To illustrate, an average clunker across Europe, and there should be 100M or so cars in Europe over the age of 8, is probably worth less than $5,000 to buy. Refueling it for a year at 20 mpg, which is where the European fleet was on performance 10 years ago requires an average of 600+ gallons. As a result the average used car owner will pay more than $5,000 for car energy supply for one year – more than the car is worth. As Europe urbanization and salary diversity pushes more people into suburban and beltway living, at least 30% of the population drives 30,000 km a year. Those people, who are the ones that cannot afford the expensive living in the city, now need to either stop driving private cars or pay upwards of $7,000 for gasoline every year. Only we never make that decision ahead of time, we take the hit 50 times a year at the pump – death by a thousand credit card cuts…
The cost of the average used car in Europe is now cheaper than the cost of gasoline to drive it for a year– talk about razor and blades businesses. Big oil still can’t supply the global demand for this concentrated energy liquid, yet the US prices gasoline less than its other concentrated energy liquid – Red Bull – when we compare on a gallon-to-gallon basis. [If you are like me you now wandered into the "how much is a gallon of Red-Bull" part of your brain...at $2 for a can of 8.3 ounces it costs $30 for a gallon...if you buy it at a club for $6 a can you are looking roughly at $100 a gallon - or 30x more than Gasoline...but then again, where do you find a gasoline that would give you the buzz-worth 15 cans of Red Bull?]

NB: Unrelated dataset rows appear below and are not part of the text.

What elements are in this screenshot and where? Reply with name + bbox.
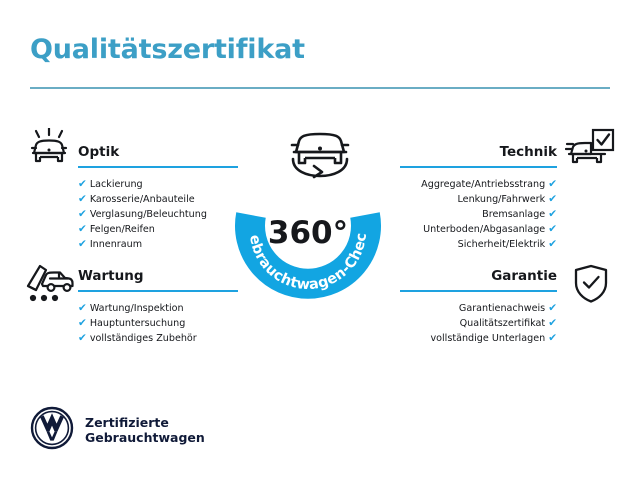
badge-center-label: 360° (268, 215, 348, 251)
list-item-label: Garantienachweis (459, 303, 545, 314)
car-rotation-360-icon (283, 121, 357, 185)
check-icon: ✔ (548, 223, 557, 235)
section-rule-technik (400, 166, 557, 168)
check-icon: ✔ (78, 317, 87, 329)
list-item: ✔Verglasung/Beleuchtung (78, 207, 238, 222)
vw-brand-lockup: Zertifizierte Gebrauchtwagen (30, 406, 205, 454)
list-item: Garantienachweis✔ (400, 301, 557, 316)
list-item: Qualitätszertifikat✔ (400, 316, 557, 331)
section-heading-garantie: Garantie (400, 268, 557, 285)
list-item-label: Karosserie/Anbauteile (90, 194, 195, 205)
list-item-label: Felgen/Reifen (90, 224, 155, 235)
list-item-label: Unterboden/Abgasanlage (423, 224, 545, 235)
list-item-label: Bremsanlage (482, 209, 545, 220)
section-optik: Optik ✔Lackierung ✔Karosserie/Anbauteile… (78, 144, 238, 252)
list-item: ✔Karosserie/Anbauteile (78, 192, 238, 207)
vw-lockup-line1: Zertifizierte (85, 415, 169, 430)
list-item-label: Qualitätszertifikat (460, 318, 546, 329)
check-icon: ✔ (548, 178, 557, 190)
list-item-label: Innenraum (90, 239, 142, 250)
section-garantie: Garantie Garantienachweis✔ Qualitätszert… (400, 268, 557, 346)
list-item-label: Aggregate/Antriebsstrang (421, 179, 545, 190)
car-checkbox-icon (565, 128, 615, 172)
list-item: Lenkung/Fahrwerk✔ (400, 192, 557, 207)
check-icon: ✔ (78, 238, 87, 250)
list-item: Bremsanlage✔ (400, 207, 557, 222)
check-icon: ✔ (78, 178, 87, 190)
check-icon: ✔ (78, 302, 87, 314)
section-technik: Technik Aggregate/Antriebsstrang✔ Lenkun… (400, 144, 557, 252)
section-heading-technik: Technik (400, 144, 557, 161)
checklist-optik: ✔Lackierung ✔Karosserie/Anbauteile ✔Verg… (78, 177, 238, 252)
list-item: ✔Innenraum (78, 237, 238, 252)
shield-check-icon (572, 263, 610, 309)
checklist-technik: Aggregate/Antriebsstrang✔ Lenkung/Fahrwe… (400, 177, 557, 252)
list-item-label: Verglasung/Beleuchtung (90, 209, 207, 220)
list-item-label: Lackierung (90, 179, 143, 190)
check-icon: ✔ (78, 223, 87, 235)
list-item: ✔Wartung/Inspektion (78, 301, 238, 316)
list-item: ✔Lackierung (78, 177, 238, 192)
list-item-label: Hauptuntersuchung (90, 318, 185, 329)
check-icon: ✔ (548, 317, 557, 329)
vw-lockup-text: Zertifizierte Gebrauchtwagen (85, 415, 205, 446)
section-heading-optik: Optik (78, 144, 238, 161)
volkswagen-logo (30, 406, 74, 454)
list-item-label: Lenkung/Fahrwerk (457, 194, 545, 205)
list-item-label: vollständige Unterlagen (430, 333, 545, 344)
section-rule-optik (78, 166, 238, 168)
check-icon: ✔ (548, 208, 557, 220)
check-icon: ✔ (78, 208, 87, 220)
section-heading-wartung: Wartung (78, 268, 238, 285)
pen-car-service-icon (24, 262, 76, 308)
list-item-label: Sicherheit/Elektrik (458, 239, 546, 250)
section-rule-wartung (78, 290, 238, 292)
check-icon: ✔ (78, 193, 87, 205)
list-item: Aggregate/Antriebsstrang✔ (400, 177, 557, 192)
check-icon: ✔ (78, 332, 87, 344)
section-wartung: Wartung ✔Wartung/Inspektion ✔Hauptunters… (78, 268, 238, 346)
list-item-label: Wartung/Inspektion (90, 303, 184, 314)
check-icon: ✔ (548, 238, 557, 250)
title-divider (30, 87, 610, 89)
page-title: Qualitätszertifikat (30, 34, 305, 65)
list-item: ✔Felgen/Reifen (78, 222, 238, 237)
section-rule-garantie (400, 290, 557, 292)
list-item: Unterboden/Abgasanlage✔ (400, 222, 557, 237)
check-icon: ✔ (548, 332, 557, 344)
list-item: Sicherheit/Elektrik✔ (400, 237, 557, 252)
list-item: vollständige Unterlagen✔ (400, 331, 557, 346)
car-shine-icon (27, 128, 73, 172)
checklist-garantie: Garantienachweis✔ Qualitätszertifikat✔ v… (400, 301, 557, 346)
check-icon: ✔ (548, 193, 557, 205)
vw-lockup-line2: Gebrauchtwagen (85, 430, 205, 445)
check-icon: ✔ (548, 302, 557, 314)
checklist-wartung: ✔Wartung/Inspektion ✔Hauptuntersuchung ✔… (78, 301, 238, 346)
list-item: ✔vollständiges Zubehör (78, 331, 238, 346)
list-item: ✔Hauptuntersuchung (78, 316, 238, 331)
list-item-label: vollständiges Zubehör (90, 333, 197, 344)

The oil companies are not evil, they merely supply our craving for freedom of drive. The bigger the population growth, the farther we are from our centers of work and culture, simply because we cannot afford the houses that require no driving in the middle of our big cities. If the oil companies would not exist, we will all run for cover as our economy would stall and our markets truly tumble. They are not a magic liquid industry – they are in reality transportation energy companies. We need to find a better transportation energy platform for them to jump to, bridge to this future, one that does not depend on magic liquids bubbling up from the bottom of our oceans and spews the carbon so neatly stored in the ground back into the atmosphere.